We conclude that there are issues of fact on the question of intent, specifically as to whether Tax was intentionally or mistakenly included, and as to consideration for the agreement. If intentional, it is not necessary that Tax be a direct beneficiary of proceeds for consideration to be valid. It is sufficient that there be an exchange of promises from which Tax will benefit. Further,
[t]he consideration required to support a contract need not be money or anything having monetary value, but may consist of either a benefit to the promisor or a detriment to the promisee.

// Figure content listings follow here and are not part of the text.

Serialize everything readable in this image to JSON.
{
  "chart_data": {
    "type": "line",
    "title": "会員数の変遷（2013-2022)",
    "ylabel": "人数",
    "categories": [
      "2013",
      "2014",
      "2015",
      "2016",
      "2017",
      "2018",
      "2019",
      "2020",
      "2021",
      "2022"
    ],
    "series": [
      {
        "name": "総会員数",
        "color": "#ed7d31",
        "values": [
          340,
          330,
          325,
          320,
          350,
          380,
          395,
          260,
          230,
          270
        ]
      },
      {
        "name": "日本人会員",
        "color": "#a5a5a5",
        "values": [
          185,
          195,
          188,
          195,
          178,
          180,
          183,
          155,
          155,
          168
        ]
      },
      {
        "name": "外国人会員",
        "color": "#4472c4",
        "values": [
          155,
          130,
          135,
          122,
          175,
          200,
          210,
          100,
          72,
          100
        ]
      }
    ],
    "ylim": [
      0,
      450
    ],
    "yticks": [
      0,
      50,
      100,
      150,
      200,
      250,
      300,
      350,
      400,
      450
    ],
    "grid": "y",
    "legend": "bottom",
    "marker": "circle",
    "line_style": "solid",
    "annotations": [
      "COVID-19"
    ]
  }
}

It is not necessary that a benefit should accrue to the person making the promise. It is sufficient that something of value flows from the person to whom it is made, or that he suffers some prejudice or inconvenience and that the promise is the inducement to the transaction.

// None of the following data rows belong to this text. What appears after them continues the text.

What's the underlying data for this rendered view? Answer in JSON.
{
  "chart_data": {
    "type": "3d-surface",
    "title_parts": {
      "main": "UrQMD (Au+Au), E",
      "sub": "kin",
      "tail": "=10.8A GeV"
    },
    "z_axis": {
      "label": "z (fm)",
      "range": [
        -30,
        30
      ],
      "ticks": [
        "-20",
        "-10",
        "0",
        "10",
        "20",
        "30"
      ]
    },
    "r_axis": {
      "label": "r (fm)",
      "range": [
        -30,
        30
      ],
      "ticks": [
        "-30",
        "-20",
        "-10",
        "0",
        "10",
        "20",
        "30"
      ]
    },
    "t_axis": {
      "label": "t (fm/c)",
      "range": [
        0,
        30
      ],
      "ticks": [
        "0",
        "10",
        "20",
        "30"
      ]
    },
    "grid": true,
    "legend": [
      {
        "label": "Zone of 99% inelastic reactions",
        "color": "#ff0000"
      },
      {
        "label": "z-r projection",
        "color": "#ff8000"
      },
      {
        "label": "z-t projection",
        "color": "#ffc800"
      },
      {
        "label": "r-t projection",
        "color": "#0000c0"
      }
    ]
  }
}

Lake Sarasota, Inc. v. Pan Am. Sur. Co., 140 So.2d 139, 142 (Fla. 2d DCA 1962) (citing Dorman v. Publix-Saenger-Sparks Theatres, 135 Fla. 284, 184 So. 886 (1938)).
Consideration also need not pass directly to the promisor (Tax), but may move to either the promisor or a third person. In re Eisinger, 304 B.R. 492, 496 (Bkrtcy.M.D.Fla.2003) (citing Fla. Asphalt Pavement Mfg. Co. v. Fed. Reserve Bank of Atlanta, 76 F.2d 326, 327-28 (5th Cir. 1935)).
We also note that this court has reversed summary judgment in analogous circumstances. See Cont'l Cas. Co. v. Wilkerson, 563 So.2d 1128, 1129 (Fla. 4th DCA 1990) (reversing summary judgment because "[t]here are disputed issues of fact as to whether there was a mutual mistake by the insured and insurer in the inclusion in the insurance policy of a form for uninsured motorist protection."); Ayr v. Chance, 372 So.2d 1000, 1002 (Fla. 4th DCA 1979) (reversing summary judgment where the plaintiffs "raised an issue of fact as to whether the language contained in the release was included therein by mutual mistake."); Milford v. Metro. Dade County, 430 So.2d 951, 953 (Fla. 3d DCA 1983) (reversing summary judgment where "[t]he County's argument that the release in question, since it so specifically and deliberately limited the parties to be released, could not have been the product of mutual mistake, raises at best a question of fact to be resolved by the trial court....").
Therefore, the final summary judgment is reversed, and we remand for further proceedings.
KLEIN, J. and REYES, ISRAEL, Associate Judge, concur.